The growing influence of artificial intelligence has sparked significant discussion within many fields, including ministry. Curious about its implications, I decided to conduct a few simple experiments to explore how AI responds to questions about spirituality.

Experiment One

My first experiment involved using Google Search (often referred to as Narrow AI) to explore the question: “What is spirituality in an AI world?”

The results suggested that while AI excels at logic and information processing, spirituality engages with consciousness, meaning, and the human experience. While spirituality thrives on mystery, AI seeks clarity. AI is ultimately a tool without a soul, while spirituality speaks to the very essence of the human soul.

The answer was interesting, but it did not tell me anything I did not already know.

Experiment Two

I then turned to ChatGPT, a form of generative AI, and asked a more direct question: “What is spirituality?”

The response described spirituality as a connection with something greater than oneself, whether through nature, relationships, or a higher power. It also suggested that spirituality is often a search for meaning and purpose, asking questions such as “Why am I here?” and “What is my purpose?”

The response went on to describe spirituality as a source of inner peace, awareness, and transcendence, moments of awe, wonder, or profound insight that move a person beyond ordinary experience.

Interestingly, the response also highlighted compassion and ethics. It suggested that spirituality can be expressed through religious practices, but that many people today consider themselves spiritual without identifying with a particular religion.

Reflection

These experiments led me to an important conclusion. Artificial intelligence can search vast databases and produce remarkably sophisticated descriptions of spiritual ideas. Yet AI can never actually experience spirituality.

As far as we know, the experience of faith, transcendence, prayer, and communion with God belongs uniquely to human beings.

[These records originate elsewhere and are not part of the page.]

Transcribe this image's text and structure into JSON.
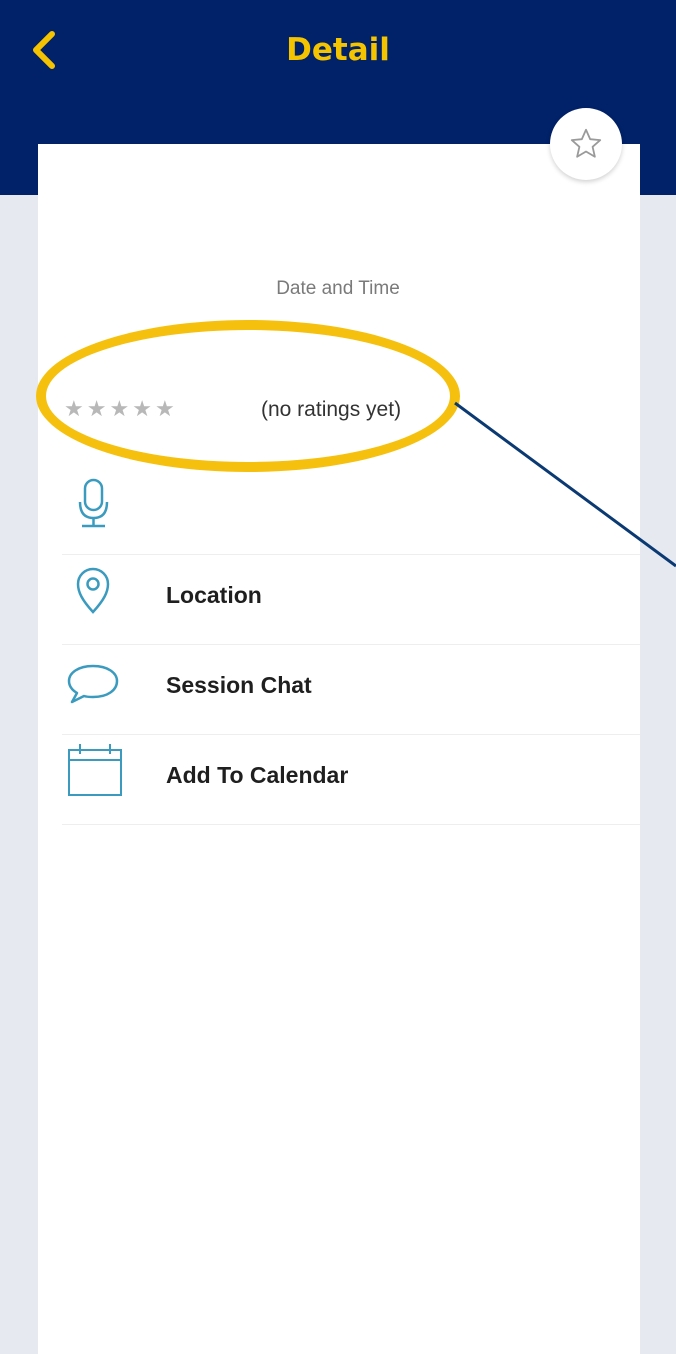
{
  "header": {
    "title": "Detail"
  },
  "session": {
    "date_time_label": "Date and Time",
    "rating": {
      "stars_filled": 0,
      "stars_total": 5,
      "text": "(no ratings yet)"
    }
  },
  "actions": [
    {
      "label": "",
      "icon": "microphone-icon"
    },
    {
      "label": "Location",
      "icon": "map-pin-icon"
    },
    {
      "label": "Session Chat",
      "icon": "chat-bubble-icon"
    },
    {
      "label": "Add To Calendar",
      "icon": "calendar-icon"
    }
  ],
  "colors": {
    "header_bg": "#012169",
    "accent_yellow": "#f5c400",
    "icon_teal": "#3a9bbf",
    "highlight": "#f5c10e",
    "annotation_line": "#0b3a73"
  }
}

AI may describe spiritual experience, but without consciousness or self-awareness, it cannot participate in it.

Another thought struck me during this reflection: it is possible to gain knowledge without kneeling.

This phrase captures a subtle but important danger. As Christians, we risk bypassing spiritual formation by allowing artificial intelligence to do what should first happen on our knees in prayer.

Scripture reminds us that Christian formation is a deliberate spiritual process. In 2 Peter 1:5–7, believers are encouraged to grow in faith, virtue, knowledge, self-control, perseverance, godliness, brotherly kindness, and love.

There was a time when a pastor preparing a sermon would open the Scriptures and sit with the text. Insight came through prayer, reflection, and wrestling with God. Understanding was not downloaded. It was formed.

Knowledge Without Kneeling

When knowledge is acquired without kneeling, spiritual discernment begins to weaken and formation is bypassed.

Discernment is not the same as information. True discernment is a Spirit-shaped capacity to understand and apply Scripture.

When we habitually turn first to an algorithm rather than to God, we may not consciously reject prayer, but we may quietly replace it.

This shift affects the entire church. A theological question arises and we search instead of pausing. A dilemma emerges and we consult rather than pray.

Gradually, we begin to look outward for clarity before we look upward.

The church does not simply need faster answers. It needs leaders – and members – whose discernment has been formed through prayer and through wrestling with God.

This reflection brings to mind 2 Timothy 3:5, which warns of people “having a form of godliness but denying its power.”

A Note on GPT

G – Generative: The system can generate new content rather than simply analysing information.

P – Pre-trained: The model is trained on large datasets drawn from the internet, enabling it to understand language patterns and context.

T – Transformer: This refers to the neural network architecture that enables AI systems to process language and produce human-like responses.